Until tomorrow .... take care and thank you all again for all of your support!!!

9 comments:

kate said...

happy homecoming to both of you! i hope you feel better soon, but it sounds like you have the high of that new love to outweigh the discomfort and that's a good thing!

Jenn said...

Oooooohhh I forgot about the engorged breasts! Although my husband will enjoy it. =)

Jenn

dlaine7 said...

I'm coming over tomorrow as soon as I wake up!! I'm wiping tears away from my eyes looking at her beautiful face on your blog, knowing that one of my very best friends in this entire world has just delivered the most beautiful little girl into the world, and we are only 4 blocks away from each other!!!!!!!!!!!!!! Good luck getting me out of your house! I'm going to be stalking you...by the way, the drug house on our old block and another house on the old block are now listed on MLS!! Are you sure that you and Paulie don't want to be neighbours?? I"m not psycho, really!! Love you all and I CAN'T WAIT TO GIVE YOU A BIG HUG!!!

Goofball said...

hi Allie, good to hear that you made it home ok with Masyn :). I hope the bladder/uterus problem improves quickly and that you recover well from your cesarean ! Just think that Masyn is in very good company being a cesarean girl....I happen to know a Belgian cesarean girl that grew up as a total beauty, smart intelligent and funny woman ;). Hmm hmm hmmm.

Oh and I wasn't in shock at all about your bluntness. Why did you think that? You seem to forget that I already know you quite a while, missy! (and other new mommy's seem to be blunt all over the world and why shouldn't we/they be open about such a great natural wonder?).

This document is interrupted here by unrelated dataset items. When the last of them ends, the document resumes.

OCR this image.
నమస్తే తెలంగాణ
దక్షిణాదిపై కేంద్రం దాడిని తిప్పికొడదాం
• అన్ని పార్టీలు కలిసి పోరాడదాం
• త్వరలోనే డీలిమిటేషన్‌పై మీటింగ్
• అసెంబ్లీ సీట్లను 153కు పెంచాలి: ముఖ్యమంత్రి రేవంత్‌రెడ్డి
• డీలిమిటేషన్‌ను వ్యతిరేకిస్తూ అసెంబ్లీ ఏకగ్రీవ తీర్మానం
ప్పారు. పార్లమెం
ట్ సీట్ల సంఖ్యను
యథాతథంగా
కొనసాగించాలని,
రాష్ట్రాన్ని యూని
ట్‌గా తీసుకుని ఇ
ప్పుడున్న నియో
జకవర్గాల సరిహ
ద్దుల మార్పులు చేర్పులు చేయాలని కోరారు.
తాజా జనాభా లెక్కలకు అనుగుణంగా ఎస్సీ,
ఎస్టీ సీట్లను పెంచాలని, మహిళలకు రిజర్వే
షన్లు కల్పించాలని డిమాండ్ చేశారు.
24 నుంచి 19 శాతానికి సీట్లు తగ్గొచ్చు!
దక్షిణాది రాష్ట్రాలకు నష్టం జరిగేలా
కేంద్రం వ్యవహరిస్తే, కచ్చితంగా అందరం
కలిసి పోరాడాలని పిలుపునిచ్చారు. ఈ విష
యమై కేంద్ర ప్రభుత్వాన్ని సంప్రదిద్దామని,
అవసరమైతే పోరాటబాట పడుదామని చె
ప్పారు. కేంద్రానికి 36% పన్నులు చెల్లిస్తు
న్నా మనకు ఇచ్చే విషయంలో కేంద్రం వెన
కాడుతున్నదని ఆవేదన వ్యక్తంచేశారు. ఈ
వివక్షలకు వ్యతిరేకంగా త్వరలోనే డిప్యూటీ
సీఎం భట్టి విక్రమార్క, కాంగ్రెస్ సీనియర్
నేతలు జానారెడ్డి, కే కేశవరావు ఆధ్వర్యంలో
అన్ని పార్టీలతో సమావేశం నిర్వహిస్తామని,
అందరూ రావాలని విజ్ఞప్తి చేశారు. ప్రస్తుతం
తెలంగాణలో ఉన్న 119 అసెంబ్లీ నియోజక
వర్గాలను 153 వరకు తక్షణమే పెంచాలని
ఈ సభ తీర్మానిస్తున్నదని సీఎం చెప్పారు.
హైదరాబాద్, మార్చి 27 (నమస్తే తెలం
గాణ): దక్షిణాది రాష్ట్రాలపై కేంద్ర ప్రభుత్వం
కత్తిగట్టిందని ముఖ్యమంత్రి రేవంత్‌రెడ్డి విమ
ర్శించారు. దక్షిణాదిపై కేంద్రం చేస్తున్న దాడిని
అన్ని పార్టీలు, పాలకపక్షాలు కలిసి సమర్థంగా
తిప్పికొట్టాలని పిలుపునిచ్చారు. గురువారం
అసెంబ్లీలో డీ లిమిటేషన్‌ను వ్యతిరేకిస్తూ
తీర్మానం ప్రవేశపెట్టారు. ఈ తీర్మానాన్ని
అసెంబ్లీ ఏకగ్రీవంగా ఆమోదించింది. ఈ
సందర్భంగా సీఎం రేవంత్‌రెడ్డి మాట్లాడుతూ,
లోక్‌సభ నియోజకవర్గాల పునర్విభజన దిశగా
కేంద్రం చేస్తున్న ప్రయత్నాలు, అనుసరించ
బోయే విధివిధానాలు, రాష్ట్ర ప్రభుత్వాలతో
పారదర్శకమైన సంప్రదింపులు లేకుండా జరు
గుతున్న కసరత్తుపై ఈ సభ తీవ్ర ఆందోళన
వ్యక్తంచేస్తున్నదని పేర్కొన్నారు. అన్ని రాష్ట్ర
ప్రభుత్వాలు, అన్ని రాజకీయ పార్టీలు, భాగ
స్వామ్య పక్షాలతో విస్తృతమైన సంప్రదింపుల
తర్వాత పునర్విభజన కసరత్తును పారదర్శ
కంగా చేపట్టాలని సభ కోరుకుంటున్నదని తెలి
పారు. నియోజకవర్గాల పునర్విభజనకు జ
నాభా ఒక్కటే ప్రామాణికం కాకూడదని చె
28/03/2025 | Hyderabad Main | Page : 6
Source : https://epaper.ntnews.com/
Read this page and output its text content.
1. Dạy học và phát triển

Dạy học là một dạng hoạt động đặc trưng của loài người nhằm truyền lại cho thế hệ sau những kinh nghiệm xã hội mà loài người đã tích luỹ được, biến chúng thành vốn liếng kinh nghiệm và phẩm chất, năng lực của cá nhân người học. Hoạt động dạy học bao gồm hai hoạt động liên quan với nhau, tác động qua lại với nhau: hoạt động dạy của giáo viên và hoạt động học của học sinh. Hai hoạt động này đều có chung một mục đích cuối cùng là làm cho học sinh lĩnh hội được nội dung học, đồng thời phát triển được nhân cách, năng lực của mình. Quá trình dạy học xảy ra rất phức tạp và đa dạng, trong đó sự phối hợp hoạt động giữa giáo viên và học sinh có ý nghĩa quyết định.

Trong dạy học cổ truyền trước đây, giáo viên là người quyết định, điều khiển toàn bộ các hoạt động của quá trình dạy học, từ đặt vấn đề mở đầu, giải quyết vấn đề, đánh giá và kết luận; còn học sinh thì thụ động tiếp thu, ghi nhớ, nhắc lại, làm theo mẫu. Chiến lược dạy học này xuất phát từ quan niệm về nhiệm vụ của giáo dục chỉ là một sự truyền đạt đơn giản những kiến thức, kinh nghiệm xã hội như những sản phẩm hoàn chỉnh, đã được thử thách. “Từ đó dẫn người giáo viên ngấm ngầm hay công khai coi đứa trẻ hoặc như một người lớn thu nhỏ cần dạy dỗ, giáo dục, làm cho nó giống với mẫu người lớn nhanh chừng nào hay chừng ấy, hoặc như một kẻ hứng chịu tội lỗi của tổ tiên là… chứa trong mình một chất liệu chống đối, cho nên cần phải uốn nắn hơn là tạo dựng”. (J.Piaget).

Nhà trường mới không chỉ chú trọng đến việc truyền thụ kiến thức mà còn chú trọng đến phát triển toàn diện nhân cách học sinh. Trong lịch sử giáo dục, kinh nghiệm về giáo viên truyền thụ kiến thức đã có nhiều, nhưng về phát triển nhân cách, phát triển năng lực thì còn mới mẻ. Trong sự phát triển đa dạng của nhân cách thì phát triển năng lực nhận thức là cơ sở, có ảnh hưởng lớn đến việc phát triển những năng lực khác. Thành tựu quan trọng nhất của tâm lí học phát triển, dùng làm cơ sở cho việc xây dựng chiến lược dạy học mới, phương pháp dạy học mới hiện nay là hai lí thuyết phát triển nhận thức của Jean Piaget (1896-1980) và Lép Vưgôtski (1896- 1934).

Keep on having fun with your big boobs ;). Big hug and a kiss on Masyn's little nose.

Anonymous said...

Welcome home and welcome back. I've been missing you and your blogs for the past couple of days. It's a great feeling to be home from three days in the hospital, isn't it?
Take Care of yourself and we can't wait to see you all soon.

Unknown said...

Maysn...what a GREAT name. I am thrilled for you and can totally relate to the engorgement and painful recovery. May it come quickly for you so you can fully enjoy your new little miracle!

Anonymous said...

That is so great! I am so excited for you. You carried Masyn much longer than Kalaen! I LOVE that first week at home. Everything is so new, so precious. Yikes! I'd better stop myself right now before I start to have the urge! Congratulations!

Lesley said...

Glad to hear you're well, besides the bladder/uterus issue. I had a ceserean for both my boys and didn't have any complications although I still haven't recovered sensation along the scar line. The docs said it would take about a year, it's been 3.5 years and I'm still waiting.
Looking forward to more pics of your precious newbie and big brother. Is he loving being a big brother?

Anonymous said...

Always great to read everything is turning out well. Have fun.